Abobakr Abdullah Ahmed Al-Sakkaf recently (June 2013) received his M. Sc. in Architecture from the Department of Architecture & Planning, King Saud University, Riyadh, Saudi Arabia.  His dissertation title is ” The Impact of Local Climate on Residential Building Design in the Ḥadhramaut Valley: A Case Study of the City of Shibam” [Translated from Arabic].  Below is an abstract in English of his thesis:

Traditional mud brick architecture has been used for centuries in the construction of urban centers and residential homes, buildings, fortresses, and mosques across the Middle East and beyond. Despite the historical importance of this traditional form of architecture,  which in countries like Yemen continues to serve as the visual record of a nation’s history and heritage, the scientific literature available is mostly restricted to identifying  the modern challenges to its continued survival and preservation.

This research offers a case study of the ancient city of Shibam in Yemen’s Hadhramaut Valley, a UNESCO World Heritage Site and a leading example of traditional mud brick architecture. In particular, my study focuses on the impact of local climatic conditions on the design of residential buildings in Shibam. As a result of the region’s hot and dry climate, the residential buildings of Shibam consume roughly 26 percent of the region’s total energy consumption, most of which goes towards air conditioning according to the official rates of the General Electric Foundation. The major factors affecting the
efficiency of energy consumption in residential buildings consists of: i) their envelope design or shape (compact, rectangular, L-shaped, and courtyard designs), ii) their physical orientation, iii) thematerials used in their construction (traditional mud brick, stone, and concrete), iv) the use of window apertures in their design, and finally v) the thickness of their walls.

Given these considerations, this study focuses on identifying the ideal custom-tailored solution by exploring the ideal combination of these factors so as to attain maximum thermal comfort in the most energy efficient manner possible. Towards this end, the study is composed of two sections: I) a theoretical section focusing on the climate and architecture of the city of Shibam and II) a practicalsection that collects information on residential building practices in the city by preparing a survey targeting local engineers,  academics, contractors, and property owners.

For the experimental part of this study, the programs Meteonorm and Weather Consultant are used to obtain local meteorological data (local temperatures, relative humidity, wind movement, and solar radiation).
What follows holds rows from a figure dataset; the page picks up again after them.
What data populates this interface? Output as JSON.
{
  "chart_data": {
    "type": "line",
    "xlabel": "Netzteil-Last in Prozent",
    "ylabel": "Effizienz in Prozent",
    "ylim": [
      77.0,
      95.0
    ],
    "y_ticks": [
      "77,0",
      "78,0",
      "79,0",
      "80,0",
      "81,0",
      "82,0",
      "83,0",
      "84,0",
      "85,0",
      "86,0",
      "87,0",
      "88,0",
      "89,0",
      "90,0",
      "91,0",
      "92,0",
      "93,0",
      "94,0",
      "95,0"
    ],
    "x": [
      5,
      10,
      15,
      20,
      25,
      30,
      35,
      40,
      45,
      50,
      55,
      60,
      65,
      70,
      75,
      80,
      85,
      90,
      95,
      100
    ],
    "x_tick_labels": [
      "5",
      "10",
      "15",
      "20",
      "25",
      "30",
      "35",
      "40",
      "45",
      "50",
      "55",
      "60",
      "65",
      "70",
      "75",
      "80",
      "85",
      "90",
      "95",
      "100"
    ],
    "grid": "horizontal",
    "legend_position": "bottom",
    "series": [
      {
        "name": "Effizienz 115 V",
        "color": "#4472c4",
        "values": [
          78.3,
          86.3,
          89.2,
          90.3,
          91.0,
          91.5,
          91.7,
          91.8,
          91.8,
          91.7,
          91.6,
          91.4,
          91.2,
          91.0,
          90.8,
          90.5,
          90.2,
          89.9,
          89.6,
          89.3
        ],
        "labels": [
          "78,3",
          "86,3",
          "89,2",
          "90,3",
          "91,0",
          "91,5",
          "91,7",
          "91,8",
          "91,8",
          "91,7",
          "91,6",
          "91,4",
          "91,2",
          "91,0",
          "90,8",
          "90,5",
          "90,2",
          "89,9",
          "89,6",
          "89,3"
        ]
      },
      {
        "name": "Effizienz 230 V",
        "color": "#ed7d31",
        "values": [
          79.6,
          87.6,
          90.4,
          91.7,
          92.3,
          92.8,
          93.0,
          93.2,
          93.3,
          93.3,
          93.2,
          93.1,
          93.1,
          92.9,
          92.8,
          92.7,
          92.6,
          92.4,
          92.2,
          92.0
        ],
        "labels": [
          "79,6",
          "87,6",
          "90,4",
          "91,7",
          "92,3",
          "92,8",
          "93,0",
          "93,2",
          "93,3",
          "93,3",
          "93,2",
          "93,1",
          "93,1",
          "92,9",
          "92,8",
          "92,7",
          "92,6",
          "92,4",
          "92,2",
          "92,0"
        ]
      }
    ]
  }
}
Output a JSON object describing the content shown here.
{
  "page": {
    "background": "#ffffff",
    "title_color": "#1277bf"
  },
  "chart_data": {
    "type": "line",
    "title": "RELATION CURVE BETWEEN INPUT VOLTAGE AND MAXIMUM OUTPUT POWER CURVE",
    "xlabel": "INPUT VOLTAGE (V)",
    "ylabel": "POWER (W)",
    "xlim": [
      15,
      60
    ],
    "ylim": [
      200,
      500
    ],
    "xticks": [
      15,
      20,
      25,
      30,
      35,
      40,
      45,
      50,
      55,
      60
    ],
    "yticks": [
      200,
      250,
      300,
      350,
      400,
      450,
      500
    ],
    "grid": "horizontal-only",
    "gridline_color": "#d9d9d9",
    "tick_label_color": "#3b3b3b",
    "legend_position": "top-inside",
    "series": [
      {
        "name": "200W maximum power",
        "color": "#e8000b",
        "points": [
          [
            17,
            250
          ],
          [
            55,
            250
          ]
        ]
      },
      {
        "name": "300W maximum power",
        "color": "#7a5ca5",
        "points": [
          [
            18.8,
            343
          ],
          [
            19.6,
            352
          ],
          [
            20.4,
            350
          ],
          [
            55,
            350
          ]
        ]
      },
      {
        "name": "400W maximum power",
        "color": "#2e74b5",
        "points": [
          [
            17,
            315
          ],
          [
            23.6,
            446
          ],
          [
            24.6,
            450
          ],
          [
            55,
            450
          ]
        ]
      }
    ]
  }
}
The local construction patterns are then further tested through Design Builder using the four variables identified above: I) design envelope, II) choice of construction material, III) wall thickness, and IV) building orientation. A total of 432 simulations of case patterns are carefully studied to identify the ideal mix of these
construction variables needed to obtain maximum thermal comfort and most energy efficient design.
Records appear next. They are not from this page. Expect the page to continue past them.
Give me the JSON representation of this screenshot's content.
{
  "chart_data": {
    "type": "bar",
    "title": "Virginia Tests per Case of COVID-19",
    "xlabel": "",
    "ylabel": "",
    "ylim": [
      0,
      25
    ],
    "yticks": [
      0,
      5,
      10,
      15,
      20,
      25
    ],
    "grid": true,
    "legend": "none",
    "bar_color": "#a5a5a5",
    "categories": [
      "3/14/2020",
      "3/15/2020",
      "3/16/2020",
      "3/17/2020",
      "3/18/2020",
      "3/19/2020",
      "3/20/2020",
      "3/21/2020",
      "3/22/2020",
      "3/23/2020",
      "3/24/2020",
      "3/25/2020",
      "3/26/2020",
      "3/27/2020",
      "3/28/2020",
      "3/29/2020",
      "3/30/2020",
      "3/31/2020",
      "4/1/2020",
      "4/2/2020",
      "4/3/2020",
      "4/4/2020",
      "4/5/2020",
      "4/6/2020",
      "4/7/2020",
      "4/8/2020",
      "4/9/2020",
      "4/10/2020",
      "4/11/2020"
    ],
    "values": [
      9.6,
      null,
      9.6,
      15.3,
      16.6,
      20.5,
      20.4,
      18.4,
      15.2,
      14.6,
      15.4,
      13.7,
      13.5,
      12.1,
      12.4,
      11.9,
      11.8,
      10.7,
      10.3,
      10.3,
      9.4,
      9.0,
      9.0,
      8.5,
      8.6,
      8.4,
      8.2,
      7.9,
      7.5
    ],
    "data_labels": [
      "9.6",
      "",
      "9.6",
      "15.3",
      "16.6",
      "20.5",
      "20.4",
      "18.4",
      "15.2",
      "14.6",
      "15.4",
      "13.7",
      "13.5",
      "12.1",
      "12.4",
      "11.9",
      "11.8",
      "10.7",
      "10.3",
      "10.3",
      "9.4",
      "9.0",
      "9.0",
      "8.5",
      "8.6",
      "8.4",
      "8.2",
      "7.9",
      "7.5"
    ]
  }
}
The study concludes by identifying the compact shaped building of mud brick material, with a wall thickness of one meter, a southern orientation, and 10 percent of its façade surface devoted to window openings (apertures) as the most energy-efficient model available. The study also provides general guideless for the most suitable combination of variables in terms of energy efficiency pertaining to the use of different construction materials.